>>2 is correct, assuming you're compiling on a x86.
And it is not the case that the program
should crash in the first place.
If you overwrite your return address with a valid address, the program will continue to run, and may even run correctly depending on your input. That is actually the basis for several buffer overflow exploits.
If your routine
never returns (for example, an infinite loop or an early call to
exit()), your program won't crash, even if you overwrite the entire stack space before it.
Undefined behavior means undefined behavior
standard-wise. It is only a catch-all situation: a wildcard in the sense that
any behavior produced by an implementation is
correct according to the standard.
In this particular case, the program behavior is well-defined and consistent, as you might have perceived, and this behavior is determined by the underlying environment.
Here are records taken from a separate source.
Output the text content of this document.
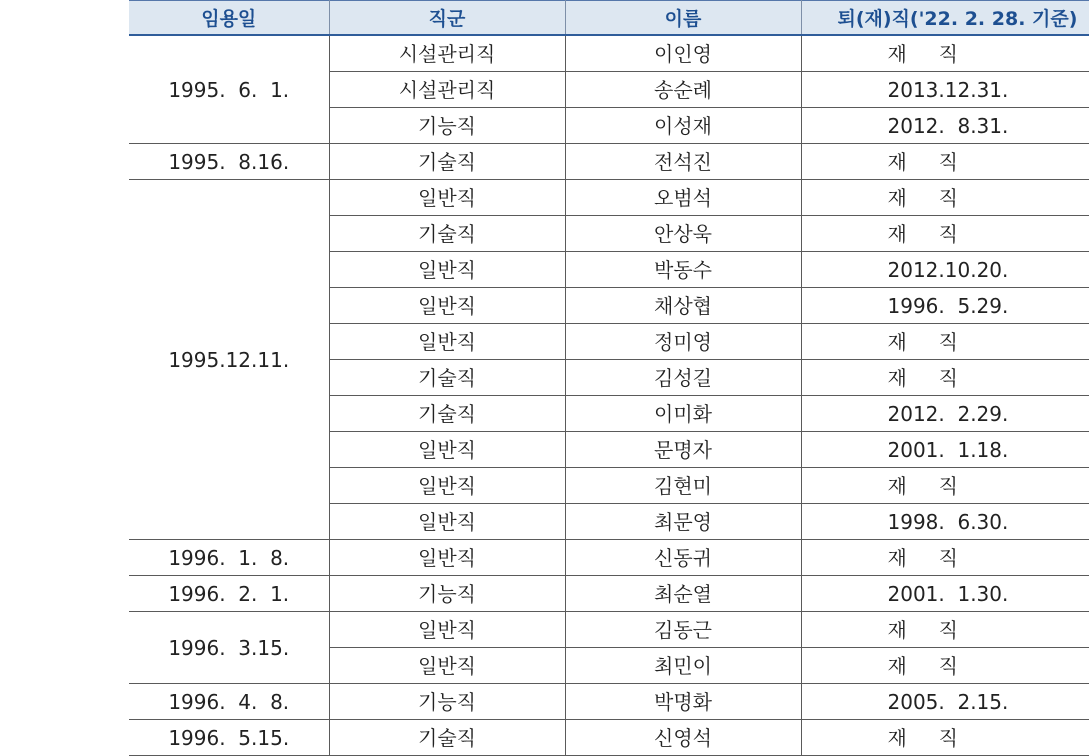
임용일	직군	이름	퇴(재)직('22. 2. 28. 기준)
1995.  6.  1.	시설관리직	이인영	재     직
	시설관리직	송순례	2013.12.31.
	기능직	이성재	2012.  8.31.
1995.  8.16.	기술직	전석진	재     직
1995.12.11.	일반직	오범석	재     직
	기술직	안상욱	재     직
	일반직	박동수	2012.10.20.
	일반직	채상협	1996.  5.29.
	일반직	정미영	재     직
	기술직	김성길	재     직
	기술직	이미화	2012.  2.29.
	일반직	문명자	2001.  1.18.
	일반직	김현미	재     직
	일반직	최문영	1998.  6.30.
1996.  1.  8.	일반직	신동귀	재     직
1996.  2.  1.	기능직	최순열	2001.  1.30.
1996.  3.15.	일반직	김동근	재     직
	일반직	최민이	재     직
1996.  4.  8.	기능직	박명화	2005.  2.15.
1996.  5.15.	기술직	신영석	재     직
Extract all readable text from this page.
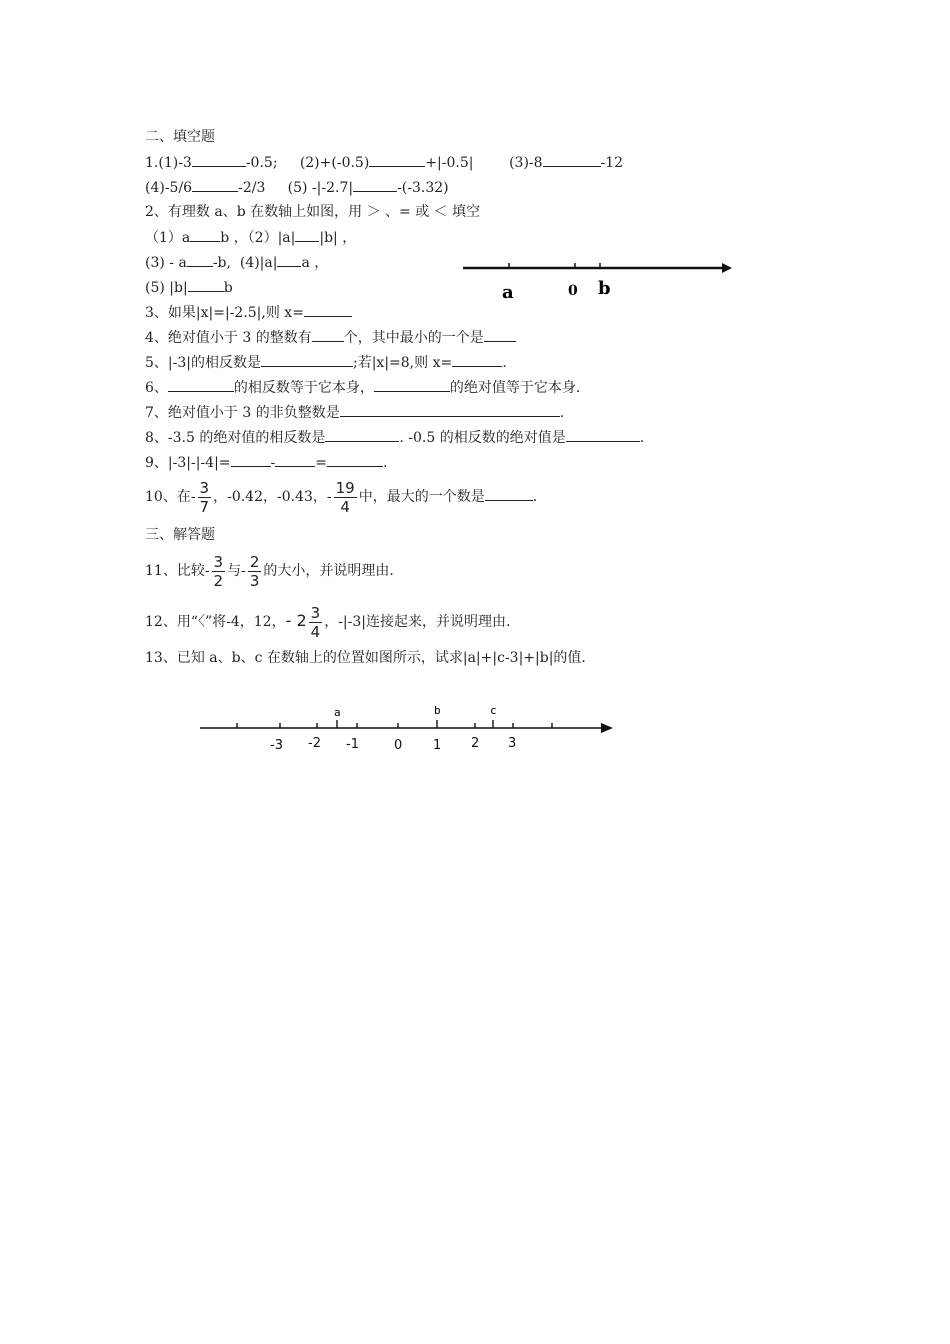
二、填空题
1.(1)-3	-0.5; (2)+(-0.5)	+|-0.5|	(3)-8	-12
(4)-5/6	-2/3 (5) -|-2.7|	-(-3.32)
2、有理数 a、b 在数轴上如图，用 ＞ 、= 或 ＜ 填空
（1）a b ，（2）|a| |b| ，
(3) - a -b,  (4)|a| a ，
(5) |b|	b	a	0 b
3、如果|x|=|-2.5|,则 x=
4、绝对值小于 3 的整数有 个，其中最小的一个是
5、|-3|的相反数是	;若|x|=8,则 x=	.
6、	的相反数等于它本身，	的绝对值等于它本身.
7、绝对值小于 3 的非负整数是	.
8、-3.5 的绝对值的相反数是	. -0.5 的相反数的绝对值是	.
9、|-3|-|-4|=	-	=	.
10、在- $\frac{3}{7}$ ，-0.42，-0.43，- $\frac{19}{4}$ 中，最大的一个数是	.
三、解答题
11、比较- $\frac{3}{2}$ 与- $\frac{2}{3}$ 的大小，并说明理由.
12、用“〈”将-4，12，- $2 \frac{3}{4}$ ，-|-3|连接起来，并说明理由.
13、已知 a、b、c 在数轴上的位置如图所示，试求|a|+|c-3|+|b|的值.
a	b	c
-3 -2 -1	0 1 2 3
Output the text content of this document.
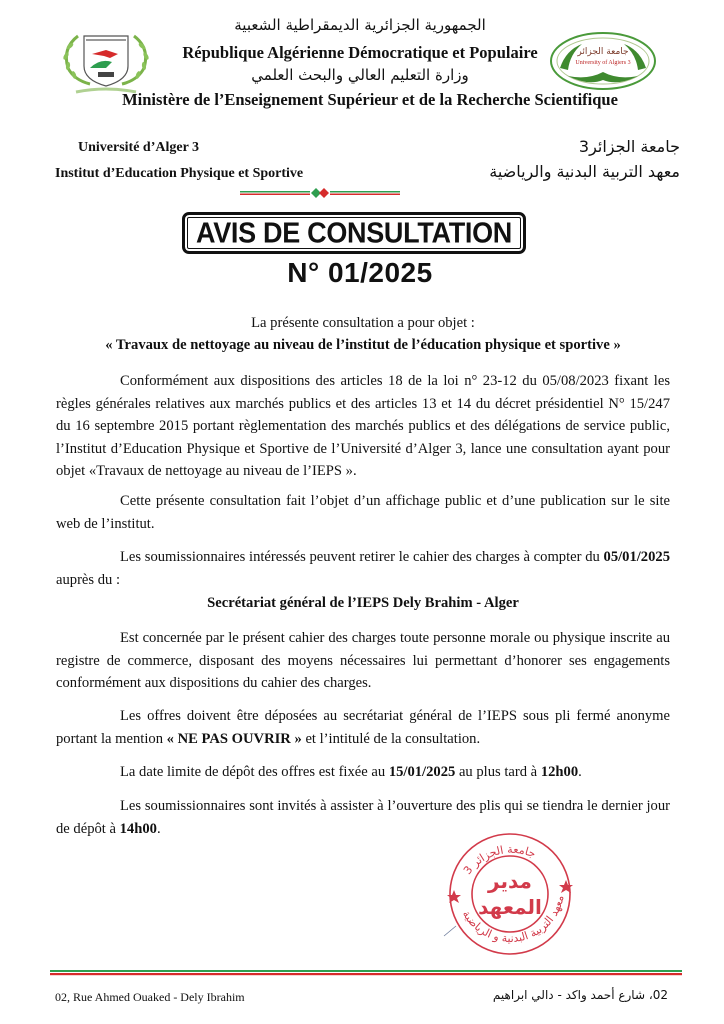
الجمهورية الجزائرية الديمقراطية الشعبية
République Algérienne Démocratique et Populaire
وزارة التعليم العالي والبحث العلمي
Ministère de l’Enseignement Supérieur et de la Recherche Scientifique
جامعة الجزائر
University of Algiers 3
Université d’Alger 3
Institut d’Education Physique et Sportive
جامعة الجزائر3
معهد التربية البدنية والرياضية
AVIS DE CONSULTATION
N° 01/2025
La présente consultation a pour objet :
« Travaux de nettoyage au niveau de l’institut de l’éducation physique et sportive »
Conformément aux dispositions des articles 18 de la loi n° 23-12 du 05/08/2023 fixant les règles générales relatives aux marchés publics et des articles 13 et 14 du décret présidentiel N° 15/247 du 16 septembre 2015 portant règlementation des marchés publics et des délégations de service public, l’Institut d’Education Physique et Sportive de l’Université d’Alger 3, lance une consultation ayant pour objet «Travaux de nettoyage au niveau de l’IEPS ».
Cette présente consultation fait l’objet d’un affichage public et d’une publication sur le site web de l’institut.
Les soumissionnaires intéressés peuvent retirer le cahier des charges à compter du 05/01/2025 auprès du :
Secrétariat général de l’IEPS Dely Brahim - Alger
Est concernée par le présent cahier des charges toute personne morale ou physique inscrite au registre de commerce, disposant des moyens nécessaires lui permettant d’honorer ses engagements conformément aux dispositions du cahier des charges.
Les offres doivent être déposées au secrétariat général de l’IEPS sous pli fermé anonyme portant la mention « NE PAS OUVRIR » et l’intitulé de la consultation.
La date limite de dépôt des offres est fixée au 15/01/2025 au plus tard à 12h00.
Les soumissionnaires sont invités à assister à l’ouverture des plis qui se tiendra le dernier jour de dépôt à 14h00.
جامعة الجزائر 3
معهد التربية البدنية و الرياضية
مدير
المعهد
02, Rue Ahmed Ouaked - Dely Ibrahim	02، شارع أحمد واكد - دالي ابراهيم
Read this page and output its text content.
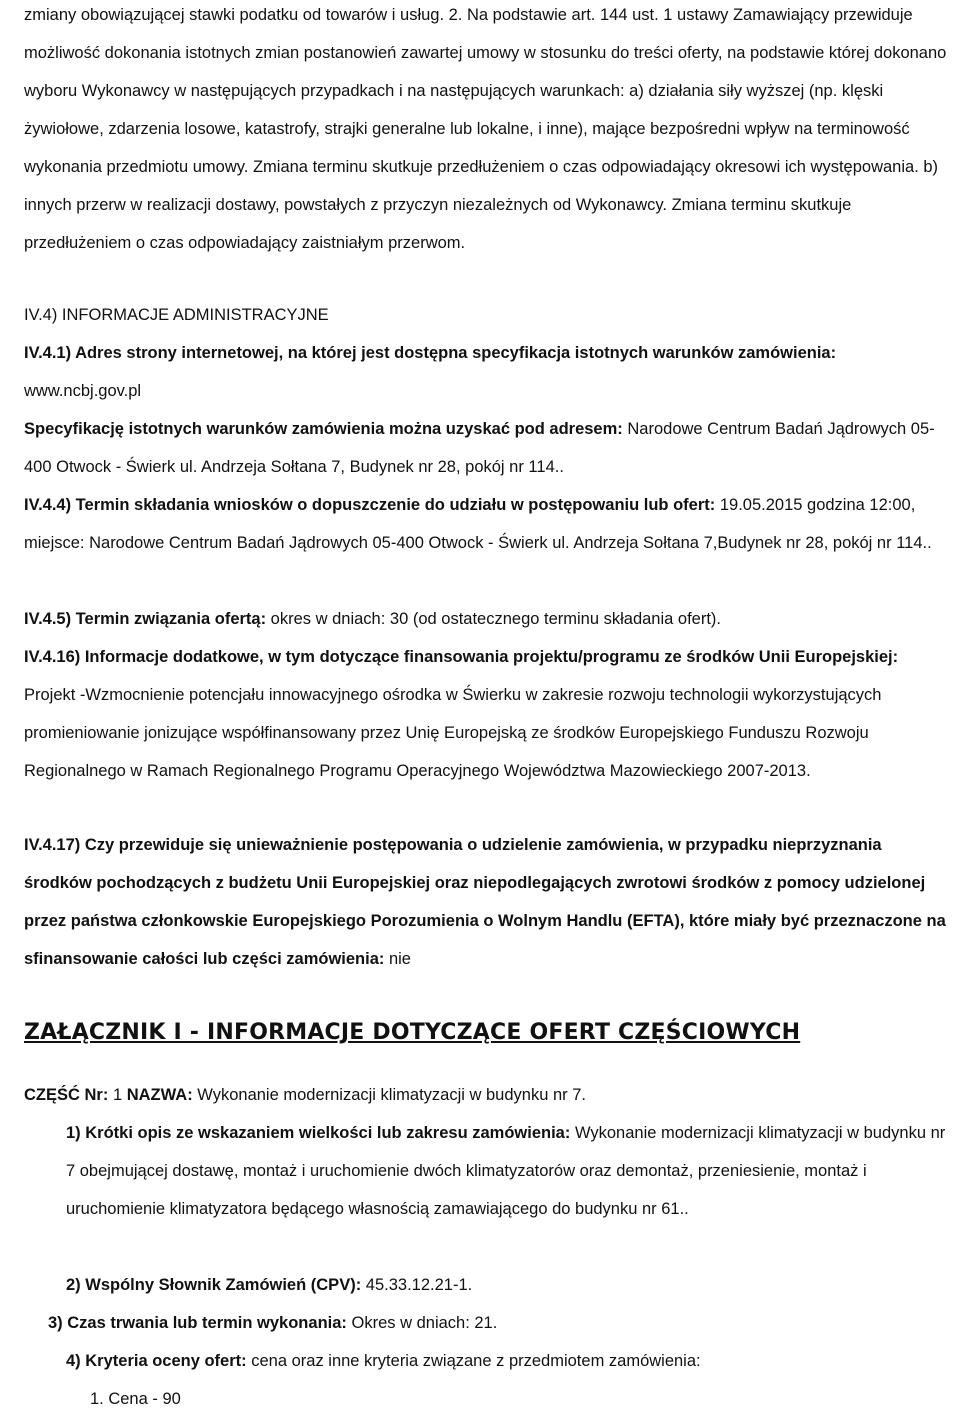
zmiany obowiązującej stawki podatku od towarów i usług. 2. Na podstawie art. 144 ust. 1 ustawy Zamawiający przewiduje możliwość dokonania istotnych zmian postanowień zawartej umowy w stosunku do treści oferty, na podstawie której dokonano wyboru Wykonawcy w następujących przypadkach i na następujących warunkach: a) działania siły wyższej (np. klęski żywiołowe, zdarzenia losowe, katastrofy, strajki generalne lub lokalne, i inne), mające bezpośredni wpływ na terminowość wykonania przedmiotu umowy. Zmiana terminu skutkuje przedłużeniem o czas odpowiadający okresowi ich występowania. b) innych przerw w realizacji dostawy, powstałych z przyczyn niezależnych od Wykonawcy. Zmiana terminu skutkuje przedłużeniem o czas odpowiadający zaistniałym przerwom.

IV.4) INFORMACJE ADMINISTRACYJNE

IV.4.1) Adres strony internetowej, na której jest dostępna specyfikacja istotnych warunków zamówienia: www.ncbj.gov.pl

Specyfikację istotnych warunków zamówienia można uzyskać pod adresem: Narodowe Centrum Badań Jądrowych 05-400 Otwock - Świerk ul. Andrzeja Sołtana 7, Budynek nr 28, pokój nr 114..

IV.4.4) Termin składania wniosków o dopuszczenie do udziału w postępowaniu lub ofert: 19.05.2015 godzina 12:00, miejsce: Narodowe Centrum Badań Jądrowych 05-400 Otwock - Świerk ul. Andrzeja Sołtana 7,Budynek nr 28, pokój nr 114..

IV.4.5) Termin związania ofertą: okres w dniach: 30 (od ostatecznego terminu składania ofert).

IV.4.16) Informacje dodatkowe, w tym dotyczące finansowania projektu/programu ze środków Unii Europejskiej: Projekt -Wzmocnienie potencjału innowacyjnego ośrodka w Świerku w zakresie rozwoju technologii wykorzystujących promieniowanie jonizujące współfinansowany przez Unię Europejską ze środków Europejskiego Funduszu Rozwoju Regionalnego w Ramach Regionalnego Programu Operacyjnego Województwa Mazowieckiego 2007-2013.

IV.4.17) Czy przewiduje się unieważnienie postępowania o udzielenie zamówienia, w przypadku nieprzyznania środków pochodzących z budżetu Unii Europejskiej oraz niepodlegających zwrotowi środków z pomocy udzielonej przez państwa członkowskie Europejskiego Porozumienia o Wolnym Handlu (EFTA), które miały być przeznaczone na sfinansowanie całości lub części zamówienia: nie

ZAŁĄCZNIK I - INFORMACJE DOTYCZĄCE OFERT CZĘŚCIOWYCH

CZĘŚĆ Nr: 1 NAZWA: Wykonanie modernizacji klimatyzacji w budynku nr 7.

1) Krótki opis ze wskazaniem wielkości lub zakresu zamówienia: Wykonanie modernizacji klimatyzacji w budynku nr 7 obejmującej dostawę, montaż i uruchomienie dwóch klimatyzatorów oraz demontaż, przeniesienie, montaż i uruchomienie klimatyzatora będącego własnością zamawiającego do budynku nr 61..

2) Wspólny Słownik Zamówień (CPV): 45.33.12.21-1.

3) Czas trwania lub termin wykonania: Okres w dniach: 21.

4) Kryteria oceny ofert: cena oraz inne kryteria związane z przedmiotem zamówienia:

1. Cena - 90
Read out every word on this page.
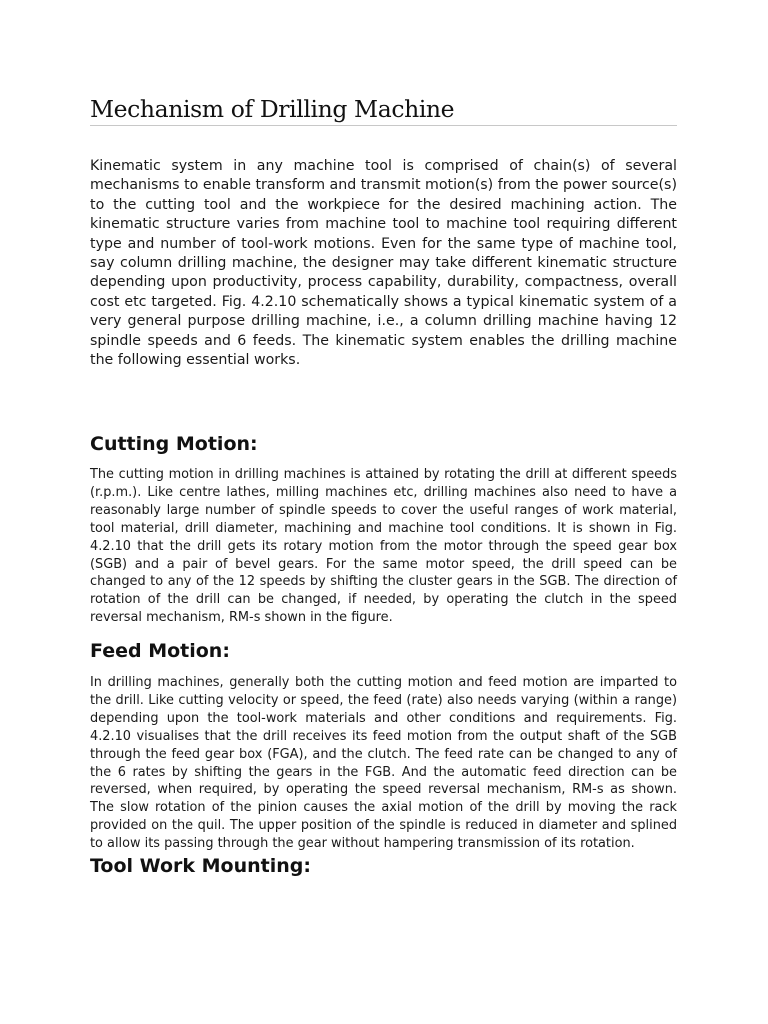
Mechanism of Drilling Machine

Kinematic system in any machine tool is comprised of chain(s) of several mechanisms to enable transform and transmit motion(s) from the power source(s) to the cutting tool and the workpiece for the desired machining action. The kinematic structure varies from machine tool to machine tool requiring different type and number of tool-work motions. Even for the same type of machine tool, say column drilling machine, the designer may take different kinematic structure depending upon productivity, process capability, durability, compactness, overall cost etc targeted. Fig. 4.2.10 schematically shows a typical kinematic system of a very general purpose drilling machine, i.e., a column drilling machine having 12 spindle speeds and 6 feeds. The kinematic system enables the drilling machine the following essential works.

Cutting Motion:

The cutting motion in drilling machines is attained by rotating the drill at different speeds (r.p.m.). Like centre lathes, milling machines etc, drilling machines also need to have a reasonably large number of spindle speeds to cover the useful ranges of work material, tool material, drill diameter, machining and machine tool conditions. It is shown in Fig. 4.2.10 that the drill gets its rotary motion from the motor through the speed gear box (SGB) and a pair of bevel gears. For the same motor speed, the drill speed can be changed to any of the 12 speeds by shifting the cluster gears in the SGB. The direction of rotation of the drill can be changed, if needed, by operating the clutch in the speed reversal mechanism, RM-s shown in the figure.

Feed Motion:

In drilling machines, generally both the cutting motion and feed motion are imparted to the drill. Like cutting velocity or speed, the feed (rate) also needs varying (within a range) depending upon the tool-work materials and other conditions and requirements. Fig. 4.2.10 visualises that the drill receives its feed motion from the output shaft of the SGB through the feed gear box (FGA), and the clutch. The feed rate can be changed to any of the 6 rates by shifting the gears in the FGB. And the automatic feed direction can be reversed, when required, by operating the speed reversal mechanism, RM-s as shown. The slow rotation of the pinion causes the axial motion of the drill by moving the rack provided on the quil. The upper position of the spindle is reduced in diameter and splined to allow its passing through the gear without hampering transmission of its rotation.

Tool Work Mounting:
The compiler might insert some code to protect against stack smashing, but in the situation of the normal call-ret pair, with or without a frame pointer involved, overwriting stack addresses only affect your own local variables and any or all of your callers. You can, for example, make you or any caller return to
another function or block of code instead of returning to their respective callers.
Walking forward in the stack, on the other hand, is a typical hack used to create variables with "discardable" semantics, that is: variables which are not preserved across function calls, which do not grow the stack and without the need to allocate or deallocate heap memory. Care must be taken to not overrun the stack size, that is, overflow the stack itself.
This, naturally, applies only to the x86 architecture. In other environments the behavior may differ completely.